将来はカザフスタンなどにも販路を
理研興業(本社・小樽)は、中央アジアのキルギス共和国に防雪柵を輸出する。政府開発援助(ODA)「ビシュケク・オシュ道路地吹雪対策計画」で元請けの岩田地崎建設(同・札幌)と資材調達契約を締結した。防雪柵の設置を主体とした事業で、延長約4.6kmの大規模工事。同国での実績を足掛かりに同じ中央アジア圏のカザフスタンやトルクメニスタンなど隣国にも防雪柵を普及させたい考えだ。
キルギスは、ソビエト連邦の解体に伴って1991年に独立した国。緯度は札幌と同じだが、厳冬期はマイナス30度まで寒くなり、山岳地域で高度3.6kmと過酷な自然環境にある。
ビシュケク・オシュ道路はキルギスの主要幹線道路で、32カ国を横断するアジアハイウェイの一部を構成する国際回廊にも定められている。冬は山頂から吹き下ろされる風が強く、地吹雪に見舞われると重大な交通事故が発生するため、現地では防雪柵の整備を求める声が根強かった。
北広島工場で製作した防雪柵の部材を苫小牧港から中国まで海上コンテナで輸送し、中国鉄道を通してキルギスまで輸出する。全部で20フィートコンテナ30個分ほどになるという。
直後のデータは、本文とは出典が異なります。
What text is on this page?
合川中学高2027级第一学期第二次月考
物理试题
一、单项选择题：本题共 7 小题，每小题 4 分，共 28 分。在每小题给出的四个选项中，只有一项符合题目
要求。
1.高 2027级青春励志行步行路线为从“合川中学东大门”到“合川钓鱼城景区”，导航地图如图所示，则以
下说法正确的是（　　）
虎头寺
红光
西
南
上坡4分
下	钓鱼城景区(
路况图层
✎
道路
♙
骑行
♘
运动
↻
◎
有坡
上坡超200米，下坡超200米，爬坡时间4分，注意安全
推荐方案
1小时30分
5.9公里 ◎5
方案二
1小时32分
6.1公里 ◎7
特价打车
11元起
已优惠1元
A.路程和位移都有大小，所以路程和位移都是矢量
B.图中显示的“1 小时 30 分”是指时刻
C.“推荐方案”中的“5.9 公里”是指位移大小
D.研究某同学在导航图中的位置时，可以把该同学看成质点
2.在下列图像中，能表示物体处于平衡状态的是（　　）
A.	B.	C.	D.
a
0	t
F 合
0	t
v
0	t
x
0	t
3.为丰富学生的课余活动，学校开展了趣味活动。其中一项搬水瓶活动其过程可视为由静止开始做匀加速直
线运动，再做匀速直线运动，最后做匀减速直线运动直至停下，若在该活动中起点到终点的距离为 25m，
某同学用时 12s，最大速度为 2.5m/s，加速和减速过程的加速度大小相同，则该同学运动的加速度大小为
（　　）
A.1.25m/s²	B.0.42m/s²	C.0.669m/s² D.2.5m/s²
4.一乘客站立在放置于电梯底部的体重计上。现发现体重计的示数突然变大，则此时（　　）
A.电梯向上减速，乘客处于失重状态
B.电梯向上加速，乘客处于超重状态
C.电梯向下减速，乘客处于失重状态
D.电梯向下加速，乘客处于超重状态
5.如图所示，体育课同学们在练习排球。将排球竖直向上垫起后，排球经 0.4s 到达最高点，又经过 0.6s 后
岩肌の多い山岳地域のため杭が打ちにくく、道内で一般的なブロック基礎で設置していく計画だ。
理研興業は、2016年から中央アジアの営業展開を計画し、国際協力機構(JICA)を介して現地で防雪柵の試験施工を実施したり、キルギスに駐在員を配置してきた。現在はカザフスタンの政府や高速道路維持管理会社とオンラインで打ち合わせするなど市場開拓を一層進めている。

キルギスのビシュケク・オシュ道路で17年に試験施工した理研興業の防雪柵
当面は日本からの輸出で賄うが、将来的には現地企業との合弁工場などを設けたいと考える。カザフスタンは高炉メーカーなどが工場を構えていて、中央アジア向けに防雪柵を展開する際に鋼材の供給を受けやすい。実現すれば雇用面でも現地に貢献できる。
コロナ禍の2年間は渡航制限から現地に出向いたり日本に招く機会に恵まれなかったが、代わりとしてオンラインに新たな可能性を見いだした。今後は現地要人に向けたウェブ営業に加え、自社設備を活用した風洞実験のオンライン配信などを考えている。オンライン化で事業のスピード感は一層高まるとみている。
柴尾幸弘副社長は「まずはキルギスでの防雪柵をショーウインドー代わりに各国の関係者に見てもらいたい。日本のしっかりした技術を現地に入れながらカザフスタンやトルクメニスタンなどで実績を重ね、ゆくゆくはモンゴル、中国に販路を築きたい」と話している。